Face aux prétentions politiques de l’art, vous réhabilitez les « images pensives ». Comment les définiriez-vous ?

J.R. Une image pensive, c’est une image qui ne livre pas son sens. On a été habitués par une certaine tradition critique, progressiste, marxiste et bien intentionnée à toujours soupçonner les images. Elles étaient considérées comme des leurres et il fallait montrer la réalité qui se cachait derrière elles. Cette conception a donné lieu à des écrits brillants comme les Mythologies de Roland Barthes, qui révèlent le sens réel des images publicitaires. Mais nous sommes arrivés à un point de saturation : on a tellement pressé les images pour en faire sortir du sens qu’il ne restait plus rien. Le discours contemporain sur le règne du spectacle fait ainsi le constat morose que toutes les images ont été annulées par cette quête perpétuelle de signification. Dans La Chambre claire, Barthes leur a rendu de l’épaisseur, de l’énigme. Mais cette épaisseur se traduit chez lui par une expérience de l’unique, quelque chose comme la présence du mort parmi les vivants qu’il appelle le punctum. Moi, j’essaie d’avoir une vision plus apaisée. Une photographie de Walker Evans montre le mur en planches d’une cuisine dans une ferme de l’Alabama. Il n’y a presque rien, hormis quelques ustensiles posés de guingois, quelques couverts en fer blanc tenus par une planchette, en assez gros plan. Cette image s’inscrit dans une série photographique réalisée chez des paysans pauvres dans le cadre d’une enquête à vocation sociale. En même temps, elle ne dit pas tout cela, elle est indécise. Elle fait donc appel à un spectateur capable de regarder des images qui ne disent pas leur sens et de se sortir des réflexes liés à sa condition. Ce spectateur est capable d’une distance esthétique.

Vous évoquez aussi la photo d’un condamné à mort…

J.R. Ce jeune homme, Lewis Payne, a été condamné à mort pour le meurtre du secrétaire d’Etat américain. Ce que Barthes voit dans cette image, c’est que le sujet va mourir. Pour moi, l’intérêt de cette photographie est plutôt dans son indécision : la figure du personnage n’exprime rien de précis. Elle ne dit ni pourquoi il a commis son geste, ni ce qu’il pense face à la mort, ni même ce qu’il pense de ce qu’est en train de faire le photographe.

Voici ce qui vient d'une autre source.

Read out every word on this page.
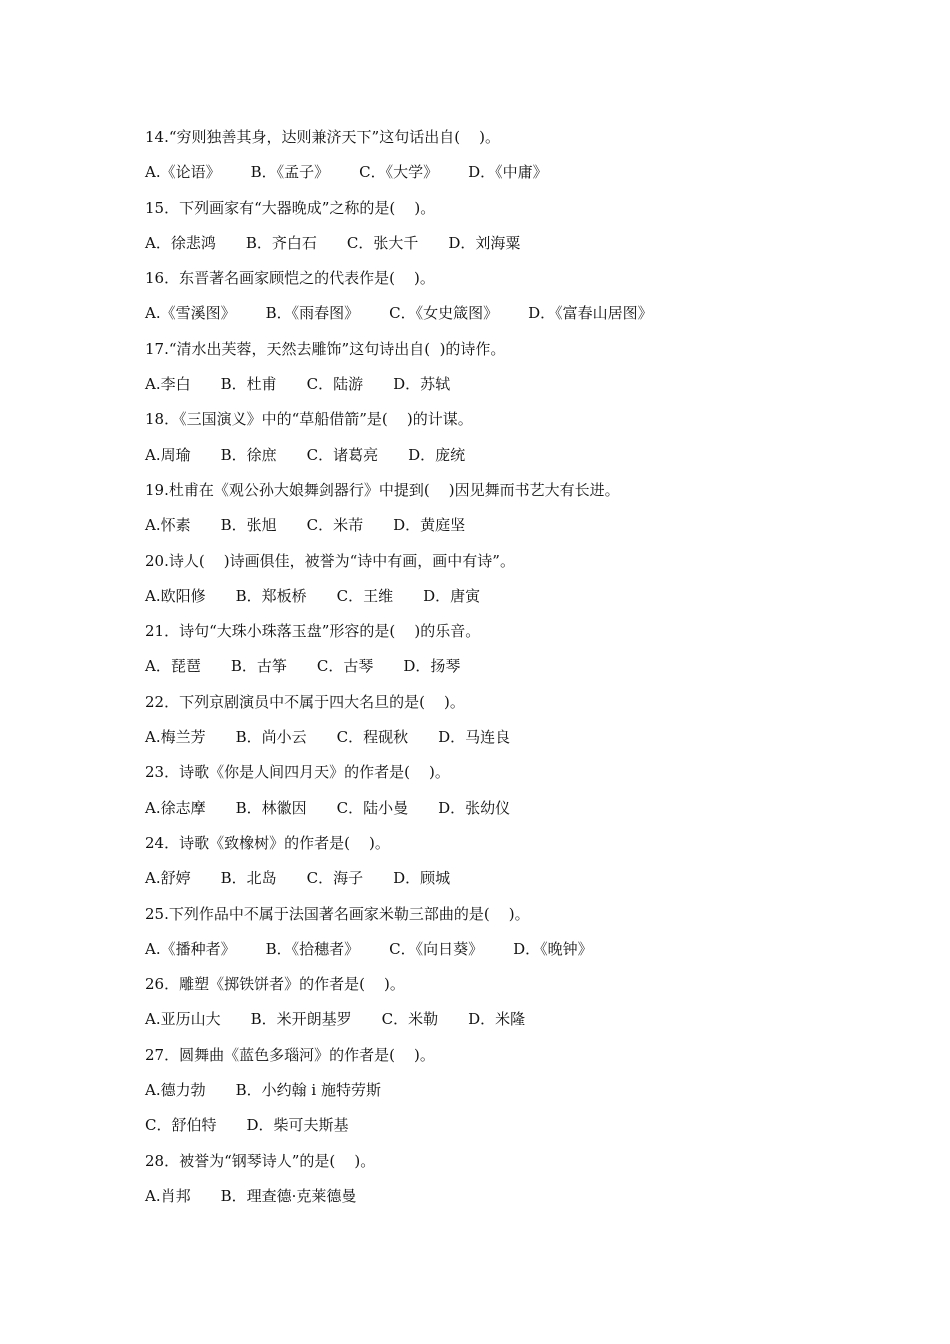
14.“穷则独善其身，达则兼济天下”这句话出自(    )。
A.《论语》 B．《孟子》 C．《大学》 D．《中庸》
15．下列画家有“大器晚成”之称的是(    )。
A．徐悲鸿 B．齐白石 C．张大千 D．刘海粟
16．东晋著名画家顾恺之的代表作是(    )。
A.《雪溪图》 B．《雨春图》 C．《女史箴图》 D．《富春山居图》
17.“清水出芙蓉，天然去雕饰”这句诗出自(  )的诗作。
A.李白 B．杜甫 C．陆游 D．苏轼
18．《三国演义》中的“草船借箭”是(    )的计谋。
A.周瑜 B．徐庶 C．诸葛亮 D．庞统
19.杜甫在《观公孙大娘舞剑器行》中提到(    )因见舞而书艺大有长进。
A.怀素 B．张旭 C．米芾 D．黄庭坚
20.诗人(    )诗画俱佳，被誉为“诗中有画，画中有诗”。
A.欧阳修 B．郑板桥 C．王维 D．唐寅
21．诗句“大珠小珠落玉盘”形容的是(    )的乐音。
A．琵琶 B．古筝 C．古琴 D．扬琴
22．下列京剧演员中不属于四大名旦的是(    )。
A.梅兰芳 B．尚小云 C．程砚秋 D．马连良
23．诗歌《你是人间四月天》的作者是(    )。
A.徐志摩 B．林徽因 C．陆小曼 D．张幼仪
24．诗歌《致橡树》的作者是(    )。
A.舒婷 B．北岛 C．海子 D．顾城
25.下列作品中不属于法国著名画家米勒三部曲的是(    )。
A.《播种者》 B．《拾穗者》 C．《向日葵》 D．《晚钟》
26．雕塑《掷铁饼者》的作者是(    )。
A.亚历山大 B．米开朗基罗 C．米勒 D．米隆
27．圆舞曲《蓝色多瑙河》的作者是(    )。
A.德力勃 B．小约翰 i 施特劳斯
C．舒伯特 D．柴可夫斯基
28．被誉为“钢琴诗人”的是(    )。
A.肖邦 B．理查德·克莱德曼
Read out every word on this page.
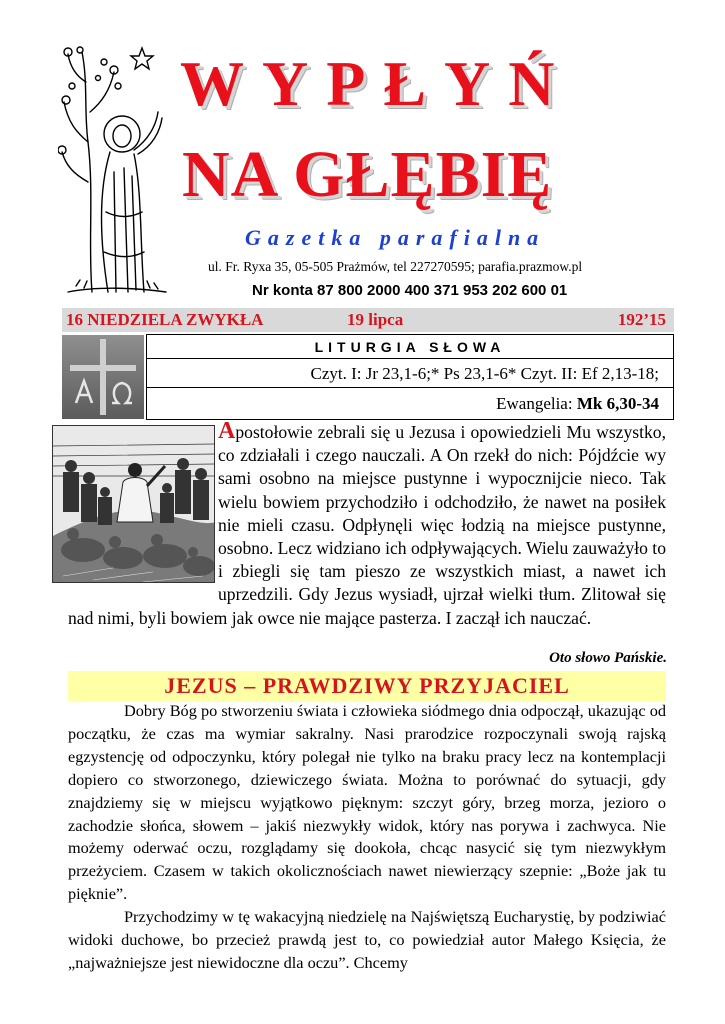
WYPŁYŃ
NA GŁĘBIĘ
Gazetka parafialna
ul. Fr. Ryxa 35, 05-505 Prażmów, tel 227270595; parafia.prazmow.pl
Nr konta 87 800 2000 400 371 953 202 600 01
16 NIEDZIELA ZWYKŁA	19 lipca	192’15
LITURGIA SŁOWA
Czyt. I: Jr 23,1-6;* Ps 23,1-6* Czyt. II: Ef 2,13-18;
Ewangelia: Mk 6,30-34
Apostołowie zebrali się u Jezusa i opowiedzieli Mu wszystko, co zdziałali i czego nauczali. A On rzekł do nich: Pójdźcie wy sami osobno na miejsce pustynne i wypocznijcie nieco. Tak wielu bowiem przychodziło i odchodziło, że nawet na posiłek nie mieli czasu. Odpłynęli więc łodzią na miejsce pustynne, osobno. Lecz widziano ich odpływających. Wielu zauważyło to i zbiegli się tam pieszo ze wszystkich miast, a nawet ich uprzedzili. Gdy Jezus wysiadł, ujrzał wielki tłum. Zlitował się nad nimi, byli bowiem jak owce nie mające pasterza. I zaczął ich nauczać.
Oto słowo Pańskie.
JEZUS – PRAWDZIWY PRZYJACIEL

Dobry Bóg po stworzeniu świata i człowieka siódmego dnia odpoczął, ukazując od początku, że czas ma wymiar sakralny. Nasi prarodzice rozpoczynali swoją rajską egzystencję od odpoczynku, który polegał nie tylko na braku pracy lecz na kontemplacji dopiero co stworzonego, dziewiczego świata. Można to porównać do sytuacji, gdy znajdziemy się w miejscu wyjątkowo pięknym: szczyt góry, brzeg morza, jezioro o zachodzie słońca, słowem – jakiś niezwykły widok, który nas porywa i zachwyca. Nie możemy oderwać oczu, rozglądamy się dookoła, chcąc nasycić się tym niezwykłym przeżyciem. Czasem w takich okolicznościach nawet niewierzący szepnie: „Boże jak tu pięknie”.

Przychodzimy w tę wakacyjną niedzielę na Najświętszą Eucharystię, by podziwiać widoki duchowe, bo przecież prawdą jest to, co powiedział autor Małego Księcia, że „najważniejsze jest niewidoczne dla oczu”. Chcemy
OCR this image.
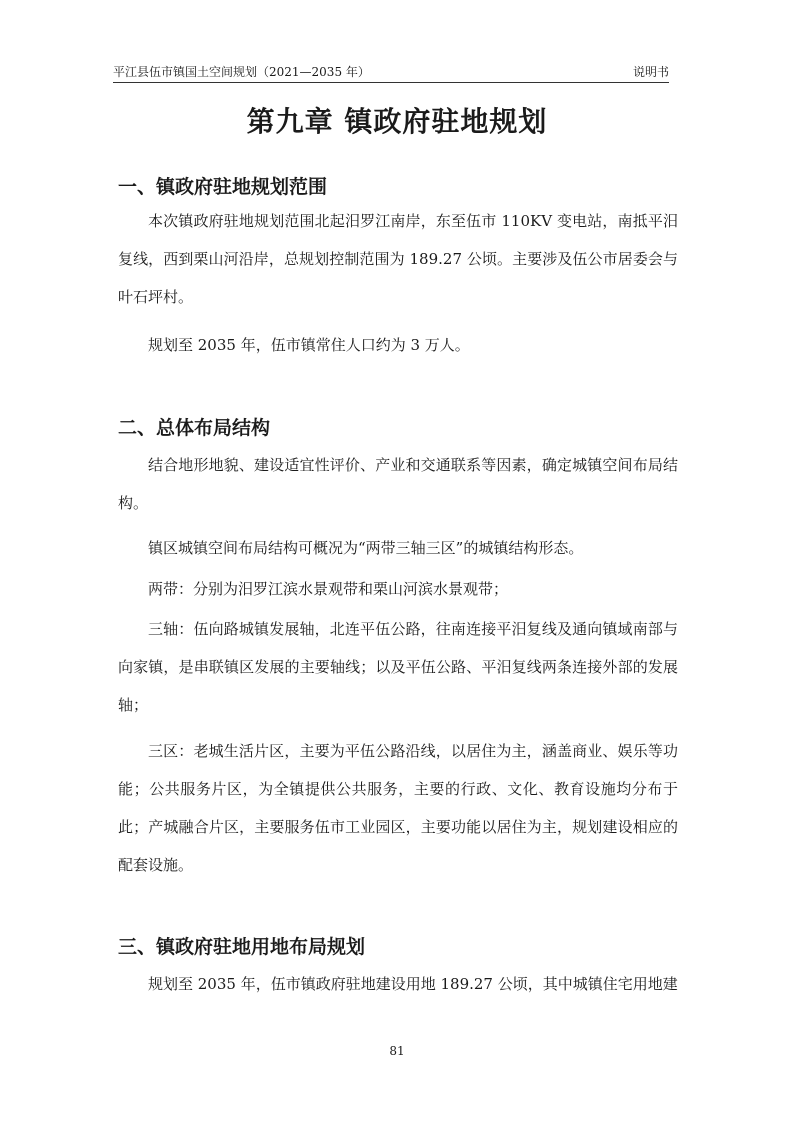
平江县伍市镇国土空间规划（2021—2035 年）	说明书
第九章 镇政府驻地规划
一、镇政府驻地规划范围
本次镇政府驻地规划范围北起汨罗江南岸，东至伍市 110KV 变电站，南抵平汨复线，西到栗山河沿岸，总规划控制范围为 189.27 公顷。主要涉及伍公市居委会与叶石坪村。
规划至 2035 年，伍市镇常住人口约为 3 万人。
二、总体布局结构
结合地形地貌、建设适宜性评价、产业和交通联系等因素，确定城镇空间布局结构。
镇区城镇空间布局结构可概况为“两带三轴三区”的城镇结构形态。
两带：分别为汨罗江滨水景观带和栗山河滨水景观带；
三轴：伍向路城镇发展轴，北连平伍公路，往南连接平汨复线及通向镇域南部与向家镇，是串联镇区发展的主要轴线；以及平伍公路、平汨复线两条连接外部的发展轴；
三区：老城生活片区，主要为平伍公路沿线，以居住为主，涵盖商业、娱乐等功能；公共服务片区，为全镇提供公共服务，主要的行政、文化、教育设施均分布于此；产城融合片区，主要服务伍市工业园区，主要功能以居住为主，规划建设相应的配套设施。
三、镇政府驻地用地布局规划
规划至 2035 年，伍市镇政府驻地建设用地 189.27 公顷，其中城镇住宅用地建
81
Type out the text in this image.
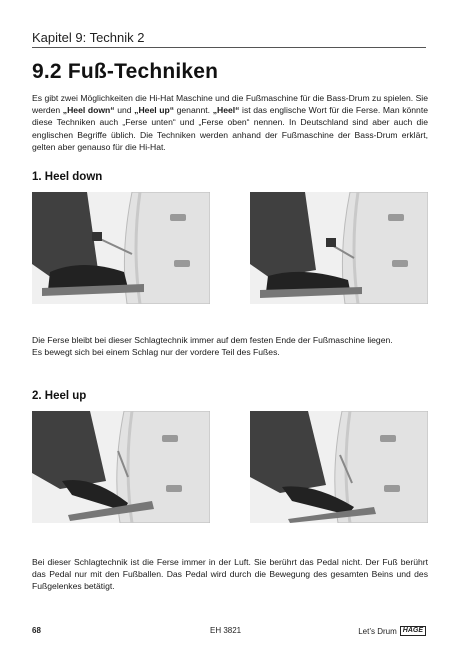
Kapitel 9: Technik 2
9.2 Fuß-Techniken
Es gibt zwei Möglichkeiten die Hi-Hat Maschine und die Fußmaschine für die Bass-Drum zu spielen. Sie werden „Heel down“ und „Heel up“ genannt. „Heel“ ist das englische Wort für die Ferse. Man könnte diese Techniken auch „Ferse unten“ und „Ferse oben“ nennen. In Deutschland sind aber auch die englischen Begriffe üblich. Die Techniken werden anhand der Fußmaschine der Bass-Drum erklärt, gelten aber genauso für die Hi-Hat.
1. Heel down
Die Ferse bleibt bei dieser Schlagtechnik immer auf dem festen Ende der Fußmaschine liegen.
Es bewegt sich bei einem Schlag nur der vordere Teil des Fußes.
2. Heel up
Bei dieser Schlagtechnik ist die Ferse immer in der Luft. Sie berührt das Pedal nicht. Der Fuß berührt das Pedal nur mit den Fußballen. Das Pedal wird durch die Bewegung des gesamten Beins und des Fußgelenkes betätigt.
68	EH 3821	Let’s Drum HAGE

Une phrase a retenu votre attention : « Je veux un mot vide que je puisse remplir. » Elle est inscrite sur le tee-shirt d’une femme en guise de devise esthétique. Est-ce aussi la vôtre ?

J.R. Cette phrase est issue d’une expérience artistique, Campement urbain, qui se proposait de créer un lieu vide en banlieue, afin de donner la possibilité d’être seuls à ceux qui ne peuvent pas l’être.
Dans ce cadre, l’artiste Sylvie Blocher a filmé des gens portant une inscription sur leur tee-shirt. Une femme voilée, qu’on pourrait stigmatiser comme arriérée, arborait cette devise : « je veux un mot vide que je puisse remplir. » Et, effectivement, ce programme esthétique est aussi celui de l’émancipation : le droit des gens du peuple aux mots vides et pas seulement aux gestes effectifs, aux choses solides, aux mots qui se rapportent à des actions. Je ne sais pas si c’est mon programme à moi de remplir les mots vides, mais il a toujours été en tout cas de mettre en valeur leur puissance. Les historiens ont toujours aimé les témoins muets, ils prétendent que les choses parlent mieux que les hommes du peuple, ce qui reproduit des stéréotypes très forts. Le philosophe Thomas Hobbes expliquait que les révolutionnaires anglais voulaient s’emparer de mots, comme celui de « tyran », qui, selon lui, étaient vides. Ou bien le souverain était légitime, ou bien il ne l’était pas. Plus tard, au XIXe siècle, on dénonce les poètes ouvriers, ces gens du peuple qui veulent se lancer dans la littérature et se découvrent des prétentions esthétiques. Tout le monde a pourtant cette capacité de s’arrêter, de ne rien faire, de se lancer dans le vide.


[1En 2004, l’artiste Thomas Hirschhorn a investi la rue Albinet, à Aubervilliers, en y installant des œuvres du Centre Pompidou. Le but était de permettre une rencontre avec l’art au-delà des espaces qui lui sont consacrés.